Attempting to prove causality between family and caregiver presence and error is an inherently fraught endeavor for a number of reasons. Near misses involving families and caregivers may go unreported. We do not systematically record the presence or absence of family. In addition, it is difficult to assess whether family or caregiver presence would have changed an outcome simply because it could have. It is clear, however, that families and caregivers can play a vital role in preventing medical errors, even if we cannot conclude the magnitude of their impact from this study. Better assessing the effect of visitor restrictions on error will be vital to implementing appropriate visitation policies both presently and during future pandemics.

Limitations

This study suffers from several important limitations, foremost among them the inability to control for the markedly changed care environment engendered by the pandemic beyond the different visitation policy. The statistically significant change in overall error rates between the two periods raises questions about whether other factors—such as a difference in the patient population, non-visitation systems changes, or changed attitudes toward error—might independently have affected error rates for the five categories studied. It is worth noting that a prior study in the same department, which included only those errors deemed to have “definitely” or “probably” occurred, did not find a statistically significant change in errors between April-June of 2020 and the corresponding months in 2018 and 2019 [16]. While not the focus of this study, it does appear that the “possibly” error category, which accounts for only four of the pre-COVID and three of the COVID era errors here, makes up much of the difference in overall error rates reported above.
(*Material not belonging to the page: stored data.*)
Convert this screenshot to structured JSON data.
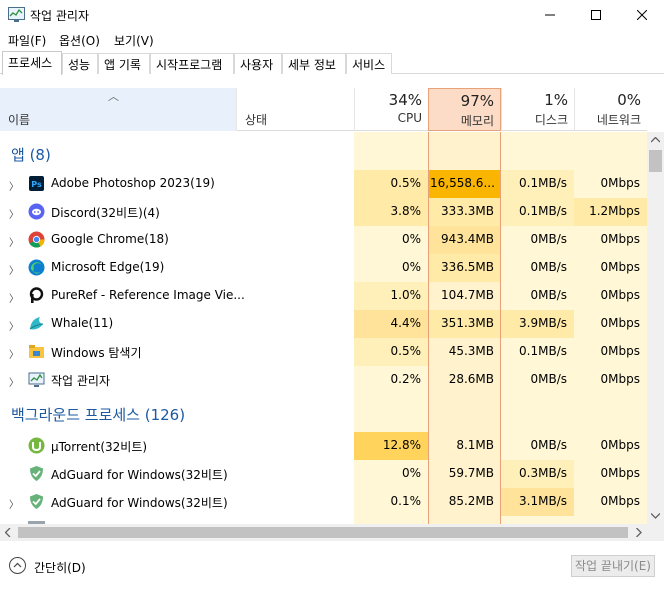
{
  "window": {
    "title": "작업 관리자"
  },
  "menu": [
    "파일(F)",
    "옵션(O)",
    "보기(V)"
  ],
  "tabs": [
    "프로세스",
    "성능",
    "앱 기록",
    "시작프로그램",
    "사용자",
    "세부 정보",
    "서비스"
  ],
  "columns": {
    "name": "이름",
    "status": "상태",
    "cpu": {
      "pct": "34%",
      "label": "CPU"
    },
    "memory": {
      "pct": "97%",
      "label": "메모리"
    },
    "disk": {
      "pct": "1%",
      "label": "디스크"
    },
    "network": {
      "pct": "0%",
      "label": "네트워크"
    }
  },
  "groups": {
    "apps": "앱 (8)",
    "background": "백그라운드 프로세스 (126)"
  },
  "apps": [
    {
      "name": "Adobe Photoshop 2023(19)",
      "cpu": "0.5%",
      "mem": "16,558.6...",
      "disk": "0.1MB/s",
      "net": "0Mbps",
      "icon": "photoshop-icon"
    },
    {
      "name": "Discord(32비트)(4)",
      "cpu": "3.8%",
      "mem": "333.3MB",
      "disk": "0.1MB/s",
      "net": "1.2Mbps",
      "icon": "discord-icon"
    },
    {
      "name": "Google Chrome(18)",
      "cpu": "0%",
      "mem": "943.4MB",
      "disk": "0MB/s",
      "net": "0Mbps",
      "icon": "chrome-icon"
    },
    {
      "name": "Microsoft Edge(19)",
      "cpu": "0%",
      "mem": "336.5MB",
      "disk": "0MB/s",
      "net": "0Mbps",
      "icon": "edge-icon"
    },
    {
      "name": "PureRef - Reference Image Vie...",
      "cpu": "1.0%",
      "mem": "104.7MB",
      "disk": "0MB/s",
      "net": "0Mbps",
      "icon": "pureref-icon"
    },
    {
      "name": "Whale(11)",
      "cpu": "4.4%",
      "mem": "351.3MB",
      "disk": "3.9MB/s",
      "net": "0Mbps",
      "icon": "whale-icon"
    },
    {
      "name": "Windows 탐색기",
      "cpu": "0.5%",
      "mem": "45.3MB",
      "disk": "0.1MB/s",
      "net": "0Mbps",
      "icon": "explorer-icon"
    },
    {
      "name": "작업 관리자",
      "cpu": "0.2%",
      "mem": "28.6MB",
      "disk": "0MB/s",
      "net": "0Mbps",
      "icon": "taskmgr-icon"
    }
  ],
  "background": [
    {
      "name": "µTorrent(32비트)",
      "cpu": "12.8%",
      "mem": "8.1MB",
      "disk": "0MB/s",
      "net": "0Mbps",
      "icon": "utorrent-icon"
    },
    {
      "name": "AdGuard for Windows(32비트)",
      "cpu": "0%",
      "mem": "59.7MB",
      "disk": "0.3MB/s",
      "net": "0Mbps",
      "icon": "adguard-icon"
    },
    {
      "name": "AdGuard for Windows(32비트)",
      "cpu": "0.1%",
      "mem": "85.2MB",
      "disk": "3.1MB/s",
      "net": "0Mbps",
      "icon": "adguard-icon"
    }
  ],
  "footer": {
    "collapse": "간단히(D)",
    "end_task": "작업 끝내기(E)"
  },
  "colors": {
    "accent_blue": "#1b5aa3",
    "heat_light": "#fff4c4",
    "heat_mid": "#ffe8a0",
    "heat_strong": "#ffd35c",
    "mem_header": "#fcdcc6",
    "mem_hot": "#f9b500"
  }
}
While the QA Committee’s process of reviewing errors remained broadly unchanged in both periods, it certainly did not capture every error that occurred (falls, for instances, were rarely reviewed as errors in this database unless they resulted in an actionable adverse event such as a laceration requiring sutures). It is also possible that the attitude toward reporting or adjudicating error may have differed during the peri-pandemic period.
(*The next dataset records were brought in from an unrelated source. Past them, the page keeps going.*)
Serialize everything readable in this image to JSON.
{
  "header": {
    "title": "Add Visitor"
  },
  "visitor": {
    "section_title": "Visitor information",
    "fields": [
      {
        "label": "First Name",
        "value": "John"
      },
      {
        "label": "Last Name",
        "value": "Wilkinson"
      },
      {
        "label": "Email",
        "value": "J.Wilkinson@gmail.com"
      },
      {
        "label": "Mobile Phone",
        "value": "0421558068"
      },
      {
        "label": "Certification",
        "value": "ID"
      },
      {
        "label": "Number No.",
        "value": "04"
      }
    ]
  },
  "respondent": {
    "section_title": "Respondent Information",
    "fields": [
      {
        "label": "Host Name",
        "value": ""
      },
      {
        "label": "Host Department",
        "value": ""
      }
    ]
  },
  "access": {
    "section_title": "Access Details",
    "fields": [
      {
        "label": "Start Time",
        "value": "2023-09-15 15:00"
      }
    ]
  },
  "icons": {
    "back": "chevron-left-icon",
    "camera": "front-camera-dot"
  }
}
Initial assignment of errors into one of the five categories was also performed by a single reviewer—independent review by another clinician at that stage might have included cases missed by the initial assessment. In addition, the reviewer was not blinded to whether the errors were pre- or peri-pandemic at the time the data were reviewed. The determination of whether an error was amenable to family intervention was made jointly by the two reviewers, rather than separately with a subsequent review of discrepancies. Charts were reviewed to assess for signs of family presence, but even in the pre-pandemic period, the documentation of visitor presence was unreliable enough that except in circumstances when visitors interceded, it was difficult to determine whether or when they were at bedside.
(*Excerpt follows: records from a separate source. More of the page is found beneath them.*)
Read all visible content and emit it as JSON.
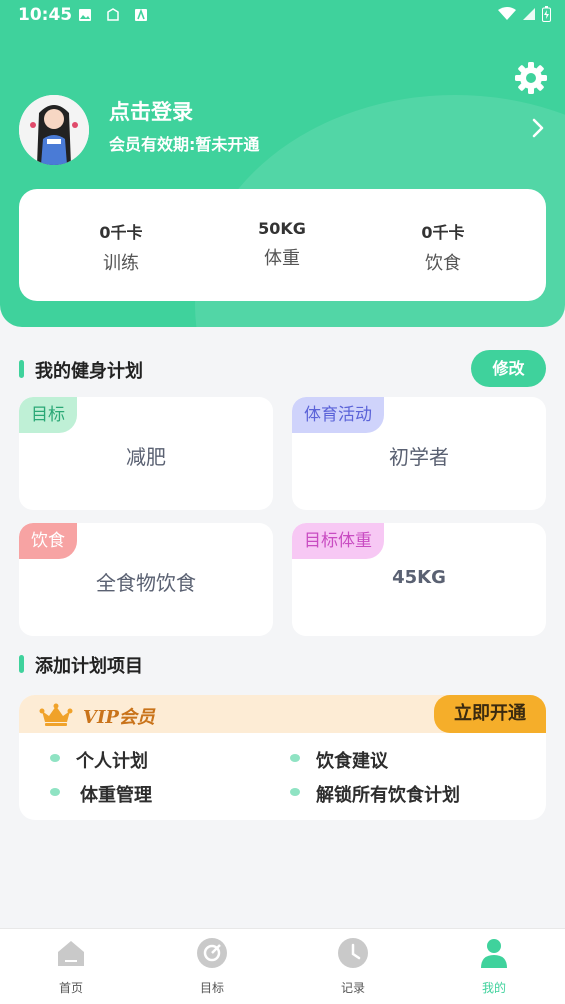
{
  "status_bar": {
    "time": "10:45"
  },
  "header": {
    "login_title": "点击登录",
    "member_status": "会员有效期:暂未开通"
  },
  "stats": [
    {
      "value": "0千卡",
      "label": "训练"
    },
    {
      "value": "50KG",
      "label": "体重"
    },
    {
      "value": "0千卡",
      "label": "饮食"
    }
  ],
  "plan": {
    "section_title": "我的健身计划",
    "edit_label": "修改",
    "cards": [
      {
        "tag": "目标",
        "value": "减肥",
        "tag_bg": "#bff0d6",
        "tag_color": "#2aa876"
      },
      {
        "tag": "体育活动",
        "value": "初学者",
        "tag_bg": "#cfd3fb",
        "tag_color": "#5b63d8"
      },
      {
        "tag": "饮食",
        "value": "全食物饮食",
        "tag_bg": "#f7a3a3",
        "tag_color": "#ffffff"
      },
      {
        "tag": "目标体重",
        "value": "45KG",
        "tag_bg": "#f7c8f4",
        "tag_color": "#c94cc2"
      }
    ]
  },
  "add_section": {
    "title": "添加计划项目"
  },
  "vip": {
    "badge_text": "VIP会员",
    "open_label": "立即开通",
    "perks": [
      "个人计划",
      "饮食建议",
      "体重管理",
      "解锁所有饮食计划"
    ]
  },
  "nav": [
    {
      "label": "首页",
      "icon": "home-icon",
      "active": false
    },
    {
      "label": "目标",
      "icon": "target-icon",
      "active": false
    },
    {
      "label": "记录",
      "icon": "clock-icon",
      "active": false
    },
    {
      "label": "我的",
      "icon": "person-icon",
      "active": true
    }
  ],
  "colors": {
    "accent": "#3fd29c",
    "vip_gold": "#f5ae2a"
  }
}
Furthermore, we believe this study was likely underpowered to show statistical significance. Lastly, this was a single-center study, which limits its generalizability.

Conclusion

While this pilot did not demonstrate a statistically significant difference in error between lenient and restrictive visitation eras, we did find multiple cases in the pre-COVID era in which family presence prevented error, and qualitative review of post-COVID errors suggested several could have been prevented by family presence. Further research is needed to determine how frequent and consequential such errors are and how to balance the public health imperative of curbing disease spread with the harm caused by restricting visitation.